Il était une fois, du côté de la belle Anvers, un pays enchanteur où le bruissement du vent dans les feuillages et le murmure de l’eau se mêlaient harmonieusement aux grondements des basses rutilantes échappées des speakers. Tomorrowland, une nation éphémère sous la bannière électronique.

Un méga-événement hors norme qui, de son édition initiale à la 8ème de ce week-end, est passé de 10 000 spectateurs curieux à plus de 180 000 visiteurs assidus qui ne manqueraient ce rendez-vous pour leur propre mariage.

Celui-là nous vient tout droit d’Australie et vient de se farcir 22 heures de vol pour un week-end qui lui coûtera la modique somme de 2 000€. Mais il se devait d’être là, et arbore son plus beau sourire. Désormais, ils sont d’ailleurs près de 40% de festivaliers étrangers à faire le déplacement jusqu’ici chaque été, issus de 75 patries à travers le globe.

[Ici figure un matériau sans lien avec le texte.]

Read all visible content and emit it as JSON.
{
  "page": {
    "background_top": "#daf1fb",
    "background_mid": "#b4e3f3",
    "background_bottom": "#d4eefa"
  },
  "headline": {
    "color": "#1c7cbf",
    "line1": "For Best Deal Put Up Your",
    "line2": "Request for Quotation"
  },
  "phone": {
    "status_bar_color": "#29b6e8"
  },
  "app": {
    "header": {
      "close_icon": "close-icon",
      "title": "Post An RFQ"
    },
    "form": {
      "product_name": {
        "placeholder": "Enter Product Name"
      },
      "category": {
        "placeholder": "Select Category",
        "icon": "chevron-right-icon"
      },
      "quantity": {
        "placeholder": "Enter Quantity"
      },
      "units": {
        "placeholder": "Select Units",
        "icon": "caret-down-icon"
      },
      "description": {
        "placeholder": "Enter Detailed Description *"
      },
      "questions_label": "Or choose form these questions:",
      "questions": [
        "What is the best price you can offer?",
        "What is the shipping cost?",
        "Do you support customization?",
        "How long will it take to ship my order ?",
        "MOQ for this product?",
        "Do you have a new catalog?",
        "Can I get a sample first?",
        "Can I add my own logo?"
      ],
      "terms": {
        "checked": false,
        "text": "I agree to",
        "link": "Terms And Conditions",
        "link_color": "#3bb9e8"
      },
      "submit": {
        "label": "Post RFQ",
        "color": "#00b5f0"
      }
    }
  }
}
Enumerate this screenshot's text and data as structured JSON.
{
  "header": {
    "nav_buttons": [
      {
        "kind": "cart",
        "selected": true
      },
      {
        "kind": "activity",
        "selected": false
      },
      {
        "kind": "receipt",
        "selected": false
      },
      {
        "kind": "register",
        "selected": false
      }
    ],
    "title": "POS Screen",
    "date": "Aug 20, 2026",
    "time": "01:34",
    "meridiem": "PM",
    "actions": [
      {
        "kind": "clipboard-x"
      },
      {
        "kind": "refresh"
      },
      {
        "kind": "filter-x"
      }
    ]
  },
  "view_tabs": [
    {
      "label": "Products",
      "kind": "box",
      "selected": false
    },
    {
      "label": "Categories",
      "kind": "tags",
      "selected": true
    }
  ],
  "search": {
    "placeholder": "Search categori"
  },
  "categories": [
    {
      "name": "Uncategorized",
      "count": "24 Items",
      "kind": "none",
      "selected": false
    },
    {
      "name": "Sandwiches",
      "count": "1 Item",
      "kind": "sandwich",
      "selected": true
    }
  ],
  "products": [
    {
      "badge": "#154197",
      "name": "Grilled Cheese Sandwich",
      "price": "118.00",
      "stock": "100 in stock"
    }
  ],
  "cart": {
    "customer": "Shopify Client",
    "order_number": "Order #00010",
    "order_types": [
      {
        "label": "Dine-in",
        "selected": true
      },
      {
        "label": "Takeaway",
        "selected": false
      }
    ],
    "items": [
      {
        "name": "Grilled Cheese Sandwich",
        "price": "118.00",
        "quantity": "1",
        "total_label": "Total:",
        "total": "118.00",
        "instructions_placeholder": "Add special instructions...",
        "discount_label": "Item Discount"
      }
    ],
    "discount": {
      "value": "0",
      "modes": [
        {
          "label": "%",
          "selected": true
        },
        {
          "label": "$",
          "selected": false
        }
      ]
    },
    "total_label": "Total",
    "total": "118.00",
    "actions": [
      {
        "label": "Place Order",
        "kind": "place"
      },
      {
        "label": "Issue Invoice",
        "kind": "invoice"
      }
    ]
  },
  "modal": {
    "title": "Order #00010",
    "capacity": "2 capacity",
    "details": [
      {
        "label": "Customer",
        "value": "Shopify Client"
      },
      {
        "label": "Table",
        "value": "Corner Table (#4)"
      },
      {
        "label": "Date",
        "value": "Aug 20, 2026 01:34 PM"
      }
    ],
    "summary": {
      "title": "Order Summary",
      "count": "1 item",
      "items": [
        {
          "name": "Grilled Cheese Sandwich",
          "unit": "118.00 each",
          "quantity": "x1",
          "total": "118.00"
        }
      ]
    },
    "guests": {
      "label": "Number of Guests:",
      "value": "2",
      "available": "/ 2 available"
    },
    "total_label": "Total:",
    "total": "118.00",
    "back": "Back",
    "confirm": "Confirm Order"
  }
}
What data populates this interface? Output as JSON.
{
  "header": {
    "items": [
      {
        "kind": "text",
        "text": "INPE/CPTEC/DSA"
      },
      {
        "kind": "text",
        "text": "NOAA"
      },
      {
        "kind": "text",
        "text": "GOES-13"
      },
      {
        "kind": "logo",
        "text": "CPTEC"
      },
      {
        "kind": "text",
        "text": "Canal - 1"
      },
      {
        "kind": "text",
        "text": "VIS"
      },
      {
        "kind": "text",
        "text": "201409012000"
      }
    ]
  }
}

Outre la grande roue, le saut à l’élastique, les feux d’artifice, les machines à bulles, les fontaines, les hélicoptères qui balancent des confettis, la "Love Church" (où ces messieurs-dames peuvent s’envoyer en l’air en 10 minutes chrono, NdlR) et les décorations fantasques qui ornent les scènes de ce site hallucinant, le spectacle débute dès la lecture du line-up qui, de la légende Richie Hawtin à la starlette David Guetta, en passant par l’affreux Skrillex, les vétérans Carl Cox, Fatboy Slim et Dave Clarke ou encore le clan Swedish House Mafia, regroupe ce qui se fait de mieux - ou en tout cas de plus cher - en matière de DJ’s internationaux.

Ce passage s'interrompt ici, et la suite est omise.